Listening to even one such story evokes powerful emotion. And one of these emotions is gratitude—gratitude for what we’ve been blessed with, attributes of our life we may have taken for granted.
But what can we do in addition to living our own lives with more appreciation and joy? The most powerful way we can help these displaced families, and all the families in Klal Yisrael that are desperate for a yeshuah and nechamah during this time, as well as deepen our relationship to Hashem and bring it more to life, is tefillah, both formal prayer and talking to Hashem in our own words—thanking Him for the incredible chasadim in our own lives and pleading on behalf of those who would give anything in the world just to feel the pleasure of “boring” routine again.
Wishing you all a peaceful, uneventful life until the coming of Mashiach, when we will finally come together in our true home. It is then that all the dulled or pained galus parts inside of us will come to life. Az yimalei sechok pinu ulshoneinu rinah—we just won’t stop to laugh and sing. I can’t wait to welcome you all here!

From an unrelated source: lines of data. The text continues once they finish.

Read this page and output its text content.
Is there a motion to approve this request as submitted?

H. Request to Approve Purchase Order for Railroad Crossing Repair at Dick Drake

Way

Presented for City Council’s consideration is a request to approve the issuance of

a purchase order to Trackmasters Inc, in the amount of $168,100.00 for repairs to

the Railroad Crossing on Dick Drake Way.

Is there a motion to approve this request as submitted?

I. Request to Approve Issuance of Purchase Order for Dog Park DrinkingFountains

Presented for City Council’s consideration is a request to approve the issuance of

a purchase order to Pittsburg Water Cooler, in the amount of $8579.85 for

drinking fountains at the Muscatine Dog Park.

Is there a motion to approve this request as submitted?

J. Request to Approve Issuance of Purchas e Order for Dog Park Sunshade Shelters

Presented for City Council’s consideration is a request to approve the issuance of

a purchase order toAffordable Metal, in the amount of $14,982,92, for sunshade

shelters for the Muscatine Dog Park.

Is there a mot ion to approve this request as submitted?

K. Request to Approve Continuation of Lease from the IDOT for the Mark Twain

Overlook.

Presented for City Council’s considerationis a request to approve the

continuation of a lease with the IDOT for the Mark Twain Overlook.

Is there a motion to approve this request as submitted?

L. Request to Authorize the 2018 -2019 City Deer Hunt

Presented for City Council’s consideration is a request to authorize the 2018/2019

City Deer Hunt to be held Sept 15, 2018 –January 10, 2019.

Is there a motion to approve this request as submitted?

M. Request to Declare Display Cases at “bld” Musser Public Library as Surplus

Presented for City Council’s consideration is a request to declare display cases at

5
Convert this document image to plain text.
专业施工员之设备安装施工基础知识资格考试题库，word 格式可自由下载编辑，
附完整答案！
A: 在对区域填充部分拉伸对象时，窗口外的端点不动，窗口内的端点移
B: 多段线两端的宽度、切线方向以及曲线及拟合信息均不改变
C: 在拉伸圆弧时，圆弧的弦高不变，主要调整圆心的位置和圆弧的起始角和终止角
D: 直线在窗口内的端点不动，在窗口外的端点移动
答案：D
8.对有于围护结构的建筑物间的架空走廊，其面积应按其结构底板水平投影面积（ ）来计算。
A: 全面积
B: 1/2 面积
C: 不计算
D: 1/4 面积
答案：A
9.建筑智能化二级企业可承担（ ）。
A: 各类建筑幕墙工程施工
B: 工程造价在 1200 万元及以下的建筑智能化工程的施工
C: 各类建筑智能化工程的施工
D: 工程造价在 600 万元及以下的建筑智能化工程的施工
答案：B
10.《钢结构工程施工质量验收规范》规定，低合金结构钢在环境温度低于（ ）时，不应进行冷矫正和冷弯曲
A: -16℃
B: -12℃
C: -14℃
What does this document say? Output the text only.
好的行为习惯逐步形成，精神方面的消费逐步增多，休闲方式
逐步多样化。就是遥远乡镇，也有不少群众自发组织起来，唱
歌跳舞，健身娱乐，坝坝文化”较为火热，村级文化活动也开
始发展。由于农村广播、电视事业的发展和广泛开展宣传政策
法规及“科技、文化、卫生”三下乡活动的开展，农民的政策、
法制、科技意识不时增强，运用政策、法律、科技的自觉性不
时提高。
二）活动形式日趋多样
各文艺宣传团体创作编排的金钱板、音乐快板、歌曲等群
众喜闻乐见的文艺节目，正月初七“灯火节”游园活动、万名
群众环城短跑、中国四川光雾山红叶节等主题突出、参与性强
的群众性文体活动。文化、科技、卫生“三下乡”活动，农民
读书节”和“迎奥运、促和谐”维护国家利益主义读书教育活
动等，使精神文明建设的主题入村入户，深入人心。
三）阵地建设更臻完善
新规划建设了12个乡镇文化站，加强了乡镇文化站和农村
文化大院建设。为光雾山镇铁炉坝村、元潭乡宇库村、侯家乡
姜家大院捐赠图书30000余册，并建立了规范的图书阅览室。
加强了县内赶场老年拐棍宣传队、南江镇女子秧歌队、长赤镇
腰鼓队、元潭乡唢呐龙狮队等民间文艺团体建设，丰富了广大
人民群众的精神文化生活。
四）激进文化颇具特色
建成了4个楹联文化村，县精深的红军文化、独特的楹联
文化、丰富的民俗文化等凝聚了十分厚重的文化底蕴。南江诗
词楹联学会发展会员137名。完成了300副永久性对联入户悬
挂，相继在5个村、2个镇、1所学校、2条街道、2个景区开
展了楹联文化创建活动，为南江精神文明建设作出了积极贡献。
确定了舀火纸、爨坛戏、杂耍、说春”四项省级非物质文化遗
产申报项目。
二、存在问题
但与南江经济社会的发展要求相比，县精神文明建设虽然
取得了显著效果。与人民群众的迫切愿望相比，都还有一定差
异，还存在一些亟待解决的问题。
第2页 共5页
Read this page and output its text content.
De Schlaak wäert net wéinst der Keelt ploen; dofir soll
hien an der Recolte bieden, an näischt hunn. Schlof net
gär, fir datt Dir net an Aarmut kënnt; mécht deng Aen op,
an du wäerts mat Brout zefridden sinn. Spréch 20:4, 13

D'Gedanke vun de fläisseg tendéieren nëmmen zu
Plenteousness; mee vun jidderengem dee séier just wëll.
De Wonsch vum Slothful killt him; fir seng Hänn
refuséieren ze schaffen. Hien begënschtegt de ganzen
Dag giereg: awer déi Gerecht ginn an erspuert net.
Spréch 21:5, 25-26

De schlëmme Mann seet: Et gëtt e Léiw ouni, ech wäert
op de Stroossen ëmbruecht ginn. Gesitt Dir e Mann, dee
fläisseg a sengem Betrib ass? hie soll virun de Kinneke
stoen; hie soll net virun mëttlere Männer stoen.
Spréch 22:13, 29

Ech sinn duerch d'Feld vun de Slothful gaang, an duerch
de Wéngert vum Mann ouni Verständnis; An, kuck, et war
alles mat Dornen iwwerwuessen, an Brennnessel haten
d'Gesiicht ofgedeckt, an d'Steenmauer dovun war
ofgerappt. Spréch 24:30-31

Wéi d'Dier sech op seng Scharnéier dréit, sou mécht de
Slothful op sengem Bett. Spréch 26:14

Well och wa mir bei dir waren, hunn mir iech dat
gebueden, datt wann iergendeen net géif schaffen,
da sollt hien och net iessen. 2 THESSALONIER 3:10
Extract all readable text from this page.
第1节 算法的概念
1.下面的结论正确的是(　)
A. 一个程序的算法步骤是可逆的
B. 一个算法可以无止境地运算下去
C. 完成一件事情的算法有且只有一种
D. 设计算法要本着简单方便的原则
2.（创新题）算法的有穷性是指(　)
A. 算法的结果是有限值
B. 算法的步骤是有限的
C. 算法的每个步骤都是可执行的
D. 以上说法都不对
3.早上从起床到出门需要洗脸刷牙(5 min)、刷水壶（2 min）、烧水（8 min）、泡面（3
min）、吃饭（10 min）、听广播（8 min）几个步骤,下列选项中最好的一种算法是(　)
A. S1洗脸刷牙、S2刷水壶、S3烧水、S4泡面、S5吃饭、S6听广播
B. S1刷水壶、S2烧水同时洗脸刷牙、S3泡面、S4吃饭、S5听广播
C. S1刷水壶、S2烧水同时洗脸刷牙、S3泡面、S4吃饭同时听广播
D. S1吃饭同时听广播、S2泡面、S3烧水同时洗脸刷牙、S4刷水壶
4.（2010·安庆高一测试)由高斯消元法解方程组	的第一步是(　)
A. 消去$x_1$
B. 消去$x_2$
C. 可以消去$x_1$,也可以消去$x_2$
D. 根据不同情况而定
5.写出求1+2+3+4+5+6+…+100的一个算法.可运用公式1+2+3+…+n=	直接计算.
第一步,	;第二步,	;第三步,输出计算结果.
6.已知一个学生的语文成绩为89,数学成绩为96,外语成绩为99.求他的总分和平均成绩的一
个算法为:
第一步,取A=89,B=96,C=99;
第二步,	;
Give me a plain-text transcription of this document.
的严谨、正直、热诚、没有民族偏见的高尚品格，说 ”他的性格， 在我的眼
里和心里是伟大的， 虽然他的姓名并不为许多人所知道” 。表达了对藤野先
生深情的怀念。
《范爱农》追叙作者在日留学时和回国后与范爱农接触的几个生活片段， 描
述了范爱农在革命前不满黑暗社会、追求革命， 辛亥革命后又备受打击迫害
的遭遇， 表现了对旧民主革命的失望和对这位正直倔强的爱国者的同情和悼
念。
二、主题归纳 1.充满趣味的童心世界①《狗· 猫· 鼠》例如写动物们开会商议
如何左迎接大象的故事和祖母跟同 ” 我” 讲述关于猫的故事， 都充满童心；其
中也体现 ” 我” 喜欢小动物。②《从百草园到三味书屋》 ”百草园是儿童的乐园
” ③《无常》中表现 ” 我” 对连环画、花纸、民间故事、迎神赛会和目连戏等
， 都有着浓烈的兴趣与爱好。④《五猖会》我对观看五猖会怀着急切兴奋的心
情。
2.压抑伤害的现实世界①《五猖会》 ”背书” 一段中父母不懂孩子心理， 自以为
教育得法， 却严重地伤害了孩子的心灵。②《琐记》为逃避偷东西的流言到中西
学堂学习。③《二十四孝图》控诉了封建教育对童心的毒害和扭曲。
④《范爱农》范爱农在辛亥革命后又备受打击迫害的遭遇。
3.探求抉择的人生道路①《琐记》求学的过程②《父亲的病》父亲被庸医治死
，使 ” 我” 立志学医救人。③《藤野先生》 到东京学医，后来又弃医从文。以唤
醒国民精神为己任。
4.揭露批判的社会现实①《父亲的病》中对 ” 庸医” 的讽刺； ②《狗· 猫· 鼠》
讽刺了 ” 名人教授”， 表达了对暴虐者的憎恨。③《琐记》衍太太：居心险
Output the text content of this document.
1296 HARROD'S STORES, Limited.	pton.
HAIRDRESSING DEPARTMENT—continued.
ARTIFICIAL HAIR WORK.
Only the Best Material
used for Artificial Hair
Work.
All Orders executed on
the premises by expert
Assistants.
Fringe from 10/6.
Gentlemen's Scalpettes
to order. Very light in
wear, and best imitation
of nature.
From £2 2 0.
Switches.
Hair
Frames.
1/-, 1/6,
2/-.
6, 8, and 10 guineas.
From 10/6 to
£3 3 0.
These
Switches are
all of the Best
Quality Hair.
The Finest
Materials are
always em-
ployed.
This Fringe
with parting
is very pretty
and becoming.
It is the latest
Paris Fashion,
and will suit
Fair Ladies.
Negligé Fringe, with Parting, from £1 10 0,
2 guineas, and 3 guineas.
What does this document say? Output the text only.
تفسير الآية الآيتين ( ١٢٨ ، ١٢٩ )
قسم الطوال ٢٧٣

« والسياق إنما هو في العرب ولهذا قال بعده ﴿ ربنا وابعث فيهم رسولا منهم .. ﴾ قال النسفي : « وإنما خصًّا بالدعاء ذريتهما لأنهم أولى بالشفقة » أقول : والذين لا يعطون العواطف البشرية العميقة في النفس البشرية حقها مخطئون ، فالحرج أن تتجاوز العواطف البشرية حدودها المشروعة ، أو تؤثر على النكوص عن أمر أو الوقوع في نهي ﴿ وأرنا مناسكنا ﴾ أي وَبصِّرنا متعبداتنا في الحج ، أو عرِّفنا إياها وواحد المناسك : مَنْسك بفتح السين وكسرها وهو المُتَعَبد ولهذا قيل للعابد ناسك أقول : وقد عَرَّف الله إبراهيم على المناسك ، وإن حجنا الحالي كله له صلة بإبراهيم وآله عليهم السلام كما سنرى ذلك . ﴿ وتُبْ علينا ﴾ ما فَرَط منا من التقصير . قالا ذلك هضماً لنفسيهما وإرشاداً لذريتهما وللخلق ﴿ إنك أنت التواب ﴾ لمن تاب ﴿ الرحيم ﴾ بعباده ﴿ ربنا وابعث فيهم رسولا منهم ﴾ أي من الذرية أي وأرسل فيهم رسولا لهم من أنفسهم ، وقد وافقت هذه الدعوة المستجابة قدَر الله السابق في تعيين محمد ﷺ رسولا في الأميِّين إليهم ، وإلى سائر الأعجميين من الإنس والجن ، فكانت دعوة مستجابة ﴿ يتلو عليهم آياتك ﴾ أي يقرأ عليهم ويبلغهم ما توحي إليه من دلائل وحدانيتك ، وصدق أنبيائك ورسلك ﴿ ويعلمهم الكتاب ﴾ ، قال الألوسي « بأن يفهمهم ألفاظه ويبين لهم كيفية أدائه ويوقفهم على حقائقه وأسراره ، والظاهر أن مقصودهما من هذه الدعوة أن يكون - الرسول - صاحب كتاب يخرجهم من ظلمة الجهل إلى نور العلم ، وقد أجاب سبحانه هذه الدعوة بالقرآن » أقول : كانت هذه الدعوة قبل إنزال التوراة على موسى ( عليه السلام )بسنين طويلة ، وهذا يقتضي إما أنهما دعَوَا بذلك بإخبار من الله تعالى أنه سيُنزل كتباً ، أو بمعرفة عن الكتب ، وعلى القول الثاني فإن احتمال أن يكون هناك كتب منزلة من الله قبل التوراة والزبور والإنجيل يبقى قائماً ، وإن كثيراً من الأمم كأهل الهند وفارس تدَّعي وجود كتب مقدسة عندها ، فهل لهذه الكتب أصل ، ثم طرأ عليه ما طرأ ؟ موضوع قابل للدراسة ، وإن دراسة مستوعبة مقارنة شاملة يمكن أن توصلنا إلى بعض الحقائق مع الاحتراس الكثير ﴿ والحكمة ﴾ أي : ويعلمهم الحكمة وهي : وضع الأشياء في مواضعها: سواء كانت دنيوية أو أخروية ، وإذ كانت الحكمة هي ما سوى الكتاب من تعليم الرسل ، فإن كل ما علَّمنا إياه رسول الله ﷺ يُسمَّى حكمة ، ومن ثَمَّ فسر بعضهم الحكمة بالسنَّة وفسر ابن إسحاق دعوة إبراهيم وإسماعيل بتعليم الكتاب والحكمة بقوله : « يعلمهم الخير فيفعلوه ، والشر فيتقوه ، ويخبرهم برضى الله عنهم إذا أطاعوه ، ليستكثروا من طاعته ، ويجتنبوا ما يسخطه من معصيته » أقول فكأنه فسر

Beautiful! We are currently struggling financially and its very difficult, in addition to the raw emotions about the news from Eretz Yisrael. This is a powerful message to appreciate what I DO have! Thanks for sharing!
I’m happy to hear that this message has helped you, dear reader. May you merit the yeshuos you need very soon!
can you leave the phone number to listen to this class? I would love to hear it
Sure!
You can either call Inspire By Wire
718.906.6451 – 732.806.8139
UK 0.330.124.0241 – EY 02.372.3330
Extension 5, then 9, then 14
Or listen to it here:
https://lahavinitiative.org/shiurim-2/
Shiffy, your words are so soothing to us during these trying times…we need more messages like these to keep us mommies strong and therefore we can keep our families strong and positive! May Hashem bring us all back home quickly. Thank you so much! Gut Shabbos! From a dear fan of yours!!
Wow, such beautiful feedback. dear Homemaker. You’re very welcome!
wow you bought me to tears how i have taken so much for granted and oh do i have to be grateful was in a crazy marriage had two kids was divorced for 2 years happily remarried a year and i cant stop thanking hashem for the nissim he has done to me
Thanks for sharing this, Miriam. As you write, when we choose to look out for the brachos in our life, we can’t stop noticing them. May your marriage continue to be a source of constant joy and connection for you and may this bracha come true for all women of klal Yisrael.
wow! Thank you
so much for these beautiful words, I just came across it and it is very profound I am happy that Hashem sent this to me now!